Of all the technology sector's battleground stocks, CNBC's Jim Cramer has found the stock of Micron Technology to be the most controversial.
"After all, when a semiconductor stock sells at less than five times earnings, your thinking is that it represents a tremendous bargain — how could it not?" the "Mad Money" host said.
But after 25 years of following and analyzing Micron, Cramer wasn't so sure about that theory.
"I know that it's at its most vulnerable when it sells at its lowest price-to-earnings multiple," he said. "That's a signal. That could be the market telling you — could be — that Micron's much more expensive than it appears as those earnings estimates ... won't be reached."
For example, if Micron's actual earnings results turn out to be 50 percent lower than analysts expect, that would mean Micron's selling at 10 times earnings instead of five.
Cramer acknowledged that Micron's multiple as been low for a while. The price of dynamic random-access memory (DRAM) chips, Micron's leading product, has long "defied gravity" thanks to rising demand for personal computers, tablets and other devices, Cramer said.
But Micron's second key business, flash memory, has been flooded with a lot of excess inventory, which has led to falling prices.
"Now, here's the deal: I don't want Micron the stock to go down. I don't. I want it to go up. You might own it," Cramer said. "I'm simply warning people that it might not be as cheap as it looks."
The "Mad Money" host pointed out that Facebook's stock is in a similar boat: it trades at less than 19 times next year's earnings estimates, which is cheap considering its 40 percent growth rate. If the earnings numbers came down, though, shares of Facebook would become more expensive.
"Everyone seems to understand that's a possibility with Facebook, so it is a little odd that so many people have trouble grasping the same concept when applied to Micron," he said.
Cramer's concern stemmed from his recollection of an analogous situation at Bethlehem Steel, a now-defunct company that was once the second-largest steel producer in the world.

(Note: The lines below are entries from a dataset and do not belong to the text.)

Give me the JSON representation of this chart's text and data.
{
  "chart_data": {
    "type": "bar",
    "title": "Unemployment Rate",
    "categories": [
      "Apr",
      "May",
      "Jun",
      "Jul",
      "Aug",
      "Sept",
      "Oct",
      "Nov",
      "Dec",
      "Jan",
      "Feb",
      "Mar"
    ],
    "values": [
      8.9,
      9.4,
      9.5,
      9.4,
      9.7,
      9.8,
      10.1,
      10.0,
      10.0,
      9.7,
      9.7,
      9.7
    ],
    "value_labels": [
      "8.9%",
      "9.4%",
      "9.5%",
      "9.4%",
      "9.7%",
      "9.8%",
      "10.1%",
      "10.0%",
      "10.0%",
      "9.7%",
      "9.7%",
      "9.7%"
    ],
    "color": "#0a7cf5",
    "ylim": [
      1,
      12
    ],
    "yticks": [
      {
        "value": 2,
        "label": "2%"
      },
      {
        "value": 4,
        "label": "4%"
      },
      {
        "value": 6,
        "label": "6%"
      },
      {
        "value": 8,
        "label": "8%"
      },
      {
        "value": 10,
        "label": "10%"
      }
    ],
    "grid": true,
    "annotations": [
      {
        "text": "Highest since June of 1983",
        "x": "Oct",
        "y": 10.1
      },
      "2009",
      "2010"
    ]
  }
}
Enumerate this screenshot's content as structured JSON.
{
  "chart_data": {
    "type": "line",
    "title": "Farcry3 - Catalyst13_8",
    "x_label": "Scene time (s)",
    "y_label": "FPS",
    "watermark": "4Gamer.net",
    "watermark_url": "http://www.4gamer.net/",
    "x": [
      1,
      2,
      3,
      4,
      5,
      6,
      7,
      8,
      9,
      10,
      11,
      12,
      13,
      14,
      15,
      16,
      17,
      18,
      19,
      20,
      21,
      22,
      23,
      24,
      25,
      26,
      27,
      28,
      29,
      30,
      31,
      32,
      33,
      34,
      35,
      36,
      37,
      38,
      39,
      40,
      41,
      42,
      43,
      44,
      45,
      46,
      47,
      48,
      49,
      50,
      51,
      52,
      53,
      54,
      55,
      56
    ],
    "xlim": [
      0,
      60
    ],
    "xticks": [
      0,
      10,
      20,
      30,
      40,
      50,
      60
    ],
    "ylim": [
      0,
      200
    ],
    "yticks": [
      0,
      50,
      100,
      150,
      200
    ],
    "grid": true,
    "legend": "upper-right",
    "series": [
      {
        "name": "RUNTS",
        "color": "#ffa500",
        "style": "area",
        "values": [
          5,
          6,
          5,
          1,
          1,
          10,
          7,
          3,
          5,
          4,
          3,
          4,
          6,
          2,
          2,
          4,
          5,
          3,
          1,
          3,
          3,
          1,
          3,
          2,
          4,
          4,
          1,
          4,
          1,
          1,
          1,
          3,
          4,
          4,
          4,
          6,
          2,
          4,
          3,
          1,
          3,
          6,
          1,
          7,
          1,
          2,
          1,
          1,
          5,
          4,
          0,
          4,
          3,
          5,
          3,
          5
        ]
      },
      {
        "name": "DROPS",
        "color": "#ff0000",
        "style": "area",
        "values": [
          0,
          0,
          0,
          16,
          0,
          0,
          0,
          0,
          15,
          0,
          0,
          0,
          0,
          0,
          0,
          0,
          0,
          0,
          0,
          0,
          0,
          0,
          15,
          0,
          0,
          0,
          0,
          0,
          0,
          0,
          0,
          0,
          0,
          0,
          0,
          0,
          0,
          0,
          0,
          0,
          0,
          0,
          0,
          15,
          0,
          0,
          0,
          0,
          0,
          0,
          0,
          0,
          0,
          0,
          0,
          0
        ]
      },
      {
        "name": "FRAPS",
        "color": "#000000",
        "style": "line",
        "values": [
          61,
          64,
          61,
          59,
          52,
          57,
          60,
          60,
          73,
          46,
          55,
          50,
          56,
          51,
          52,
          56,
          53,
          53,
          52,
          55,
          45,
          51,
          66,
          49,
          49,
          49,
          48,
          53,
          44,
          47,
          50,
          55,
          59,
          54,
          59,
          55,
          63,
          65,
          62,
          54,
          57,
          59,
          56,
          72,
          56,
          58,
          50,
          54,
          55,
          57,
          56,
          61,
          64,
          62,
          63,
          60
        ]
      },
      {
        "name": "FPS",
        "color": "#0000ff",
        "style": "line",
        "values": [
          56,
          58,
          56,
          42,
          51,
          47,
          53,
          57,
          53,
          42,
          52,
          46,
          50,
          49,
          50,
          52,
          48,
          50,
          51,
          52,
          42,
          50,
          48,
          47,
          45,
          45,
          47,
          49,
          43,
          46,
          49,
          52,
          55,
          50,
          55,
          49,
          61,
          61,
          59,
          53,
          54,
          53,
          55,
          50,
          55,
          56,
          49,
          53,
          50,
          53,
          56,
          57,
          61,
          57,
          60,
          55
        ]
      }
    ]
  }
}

In the late 1980s, before it hit a wall of high debt, a bad product spread, an overpaid workforce and a lack of demand, Bethlehem Steel was insanely profitable, Cramer said.
"There was a moment when Bethlehem Steel's profitability was rising so fast, so strong, that it looked like the stock was selling at just two times the next year's earnings estimates," he said. "Some of the most important steel analysts were telling me, 'Listen, you simply have to buy it.' What could go wrong with a stock selling at two times earnings?"
As it turned out, a lot could go wrong. In just two years, Bethlehem Steel was losing money, under pressure from a strong dollar and other countries dumping steel in the United States. Ultimately, the company went under in 2003.
"Micron's a much better company than [Bethlehem Steel] ever was," Cramer admitted. "That's not the point. All I'm concerned about, all I'm trying to do is teach people the fallacy of the idea that stocks are always a good value when they have a low price-to-earnings multiple. That's not true, as an excessively low multiple often signals an imminent earnings collapse."
"And while I hope DRAM prices stay strong, and I hope flash memory prices can rise back up, I mainly just don't want anyone who watches this show to lose money," Cramer continued. "That's my only dog in this whole Micron hunt."